A permissive-license-aware framework for serving modern computer vision models locally and over Cloudflare Tunnel.
Project description
VisionServeX
Accuracy-aware computer vision model gateway — honest, local-first, and privacy-respecting.
Serve modern CV models on your machine. Local-only by default. No data retained.
What is VisionServeX?
VisionServeX is an open-source, permissive-license-aware Python framework for running modern computer vision models locally and exposing them through a stable HTTP API. It works as a local model gateway: start it once, call any supported model through one clean API.

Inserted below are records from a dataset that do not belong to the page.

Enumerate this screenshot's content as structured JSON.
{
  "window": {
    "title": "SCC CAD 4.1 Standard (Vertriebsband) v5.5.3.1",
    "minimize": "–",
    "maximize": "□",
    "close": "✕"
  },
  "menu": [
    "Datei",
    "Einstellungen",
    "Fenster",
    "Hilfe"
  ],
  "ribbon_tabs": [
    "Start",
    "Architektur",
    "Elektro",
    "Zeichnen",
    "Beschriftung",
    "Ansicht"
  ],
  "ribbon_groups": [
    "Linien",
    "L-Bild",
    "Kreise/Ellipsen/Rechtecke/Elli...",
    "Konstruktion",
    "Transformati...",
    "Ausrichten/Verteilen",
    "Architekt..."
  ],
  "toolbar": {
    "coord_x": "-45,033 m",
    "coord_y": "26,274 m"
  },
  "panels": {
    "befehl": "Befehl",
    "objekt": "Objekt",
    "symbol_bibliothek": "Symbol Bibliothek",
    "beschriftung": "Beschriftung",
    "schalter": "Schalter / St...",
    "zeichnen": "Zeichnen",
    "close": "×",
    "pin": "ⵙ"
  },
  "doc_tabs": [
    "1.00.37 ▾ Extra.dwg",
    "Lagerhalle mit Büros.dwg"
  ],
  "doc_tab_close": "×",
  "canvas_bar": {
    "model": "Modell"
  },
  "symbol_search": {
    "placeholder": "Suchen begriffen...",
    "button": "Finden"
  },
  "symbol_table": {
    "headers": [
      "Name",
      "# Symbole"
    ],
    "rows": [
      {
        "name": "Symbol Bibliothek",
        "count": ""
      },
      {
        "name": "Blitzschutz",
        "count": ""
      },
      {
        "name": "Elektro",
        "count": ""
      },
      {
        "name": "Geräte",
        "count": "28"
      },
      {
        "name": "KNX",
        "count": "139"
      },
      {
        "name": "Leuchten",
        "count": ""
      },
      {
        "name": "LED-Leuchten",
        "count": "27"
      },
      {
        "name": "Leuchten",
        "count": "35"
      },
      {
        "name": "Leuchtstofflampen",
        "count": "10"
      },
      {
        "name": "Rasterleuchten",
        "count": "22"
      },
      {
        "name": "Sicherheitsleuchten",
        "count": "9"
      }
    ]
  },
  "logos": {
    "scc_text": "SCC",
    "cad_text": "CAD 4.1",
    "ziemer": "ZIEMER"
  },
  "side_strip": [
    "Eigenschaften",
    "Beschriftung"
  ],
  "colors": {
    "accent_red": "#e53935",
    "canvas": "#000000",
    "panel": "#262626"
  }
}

Accuracy-aware and scientifically usable:
Every model carries an explicit accuracy taxonomy label: demo_fast, production_recommended, accuracy_grade, experimental_sota, expert_sidecar, external_api, or unavailable_with_reason. The recommender, benchmark tools, and registry are aligned to these labels so you always know what tier you are running. Real AP50/mAP50:95 is computed when you provide an annotated dataset.
Honesty policy:
VisionServeX does not claim to beat Ultralytics globally. The benchmark-competitiveness tool is designed to reveal the honest truth. If YOLO wins, it will say so.
Privacy-first design:
- Binds to
127.0.0.1by default — nothing leaves your machine. - Images are decoded in memory for inference and never written to disk by default.
- No data is retained between requests by default.

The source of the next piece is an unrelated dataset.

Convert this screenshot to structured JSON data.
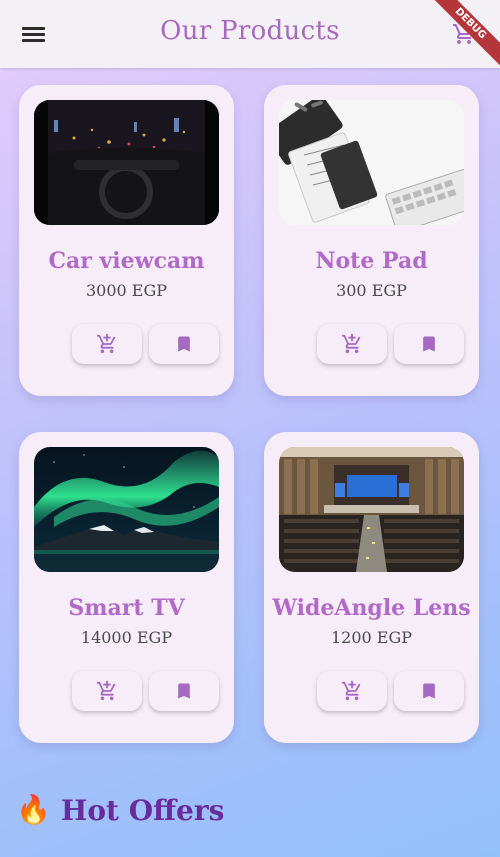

- Log redaction removes tokens, base64, and API keys from all output.
⚠️ No end-to-end encryption claimed. VisionServeX cannot provide E2E encryption in the cryptographic sense — the inference server must see plaintext image tensors to run models. We provide local-first processing, no-retention defaults, optional encryption-at-rest for job metadata, and auth for public mode. See docs/privacy.md.
Quickstart (CPU, 5 minutes)
pip install 'visionservex[server,hf,rfdetr]'
visionservex getting-started # personalized guide
visionservex pull dfine-s-o365-coco # accuracy-grade detection, CPU-capable
visionservex serve # http://127.0.0.1:8080
curl -F "image=@image.jpg" -F "model_id=dfine-s-o365-coco" \
http://127.0.0.1:8080/detect | jq
For a quick demo (smallest model):
visionservex pull rfdetr-nano # demo_fast, CPU-capable
visionservex predict rfdetr-nano image.jpg
Ultralytics-Like Workflow
Same mental model — different backends, all permissive-license.

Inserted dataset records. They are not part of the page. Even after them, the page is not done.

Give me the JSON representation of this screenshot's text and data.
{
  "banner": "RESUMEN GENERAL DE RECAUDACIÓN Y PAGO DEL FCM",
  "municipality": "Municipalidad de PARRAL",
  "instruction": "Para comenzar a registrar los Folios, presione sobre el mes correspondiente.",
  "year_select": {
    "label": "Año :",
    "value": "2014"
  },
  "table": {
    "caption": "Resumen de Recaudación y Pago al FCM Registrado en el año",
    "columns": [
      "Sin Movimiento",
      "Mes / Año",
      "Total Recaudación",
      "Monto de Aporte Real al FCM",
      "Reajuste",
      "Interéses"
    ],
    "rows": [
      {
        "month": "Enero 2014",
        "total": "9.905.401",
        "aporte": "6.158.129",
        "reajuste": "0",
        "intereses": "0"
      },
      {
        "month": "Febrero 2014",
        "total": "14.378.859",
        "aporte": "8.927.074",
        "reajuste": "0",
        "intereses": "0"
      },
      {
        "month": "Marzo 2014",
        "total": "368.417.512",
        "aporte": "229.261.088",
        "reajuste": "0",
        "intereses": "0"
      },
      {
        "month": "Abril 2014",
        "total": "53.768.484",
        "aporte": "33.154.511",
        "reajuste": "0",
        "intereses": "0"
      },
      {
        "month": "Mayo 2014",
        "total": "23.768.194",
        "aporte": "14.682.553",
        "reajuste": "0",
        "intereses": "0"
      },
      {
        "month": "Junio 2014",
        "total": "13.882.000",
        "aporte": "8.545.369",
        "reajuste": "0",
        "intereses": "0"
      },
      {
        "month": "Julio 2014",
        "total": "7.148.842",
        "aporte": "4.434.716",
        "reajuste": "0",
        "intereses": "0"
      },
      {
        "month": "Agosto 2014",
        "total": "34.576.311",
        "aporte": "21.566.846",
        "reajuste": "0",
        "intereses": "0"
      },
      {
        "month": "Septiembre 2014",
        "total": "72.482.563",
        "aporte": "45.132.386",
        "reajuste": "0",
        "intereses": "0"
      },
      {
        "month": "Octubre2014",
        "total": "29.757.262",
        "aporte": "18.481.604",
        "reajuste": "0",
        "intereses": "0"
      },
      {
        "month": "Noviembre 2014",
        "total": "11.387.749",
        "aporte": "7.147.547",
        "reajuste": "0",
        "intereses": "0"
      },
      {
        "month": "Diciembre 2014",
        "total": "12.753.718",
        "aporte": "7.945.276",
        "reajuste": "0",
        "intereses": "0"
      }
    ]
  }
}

from visionservex import VisionModel
model = VisionModel("dfine-x-o365-coco")
model.pull() # download checkpoint
model.info() # show registry metadata
results = model.predict("image.jpg", conf=0.25)
results.save("outputs/") # save annotated image
results.plot() # returns PIL Image
results.to_json() # JSON string
results.to_csv() # CSV string
results.debug() # detailed debug string
# Check what operations are supported
model.supports("val") # {"supported": True, ...}
model.supports("train") # {"supported": False, "reason": "..."}
model.training_info() # per-family training capabilities
model.export_info() # per-family export capabilities
model.val(dataset="yolo:/data/coco128", max_images=100) # AP50/mAP50:95
Note: Not all operations exist for all models. Use
model.supports("operation")andvisionservex model-card show MODELto check capabilities. Unlike Ultralytics, VisionServeX does not depend on Ultralytics as a package.
# CLI task aliases
visionservex detect dfine-x-o365-coco image.jpg --conf 0.25 --device cuda
visionservex segment rfdetr-seg-medium image.jpg --save-image out.jpg
visionservex classify swinv2-base image.jpg --top-k 5
visionservex open-vocab grounding-dino-swin-b image.jpg --prompt "car,person"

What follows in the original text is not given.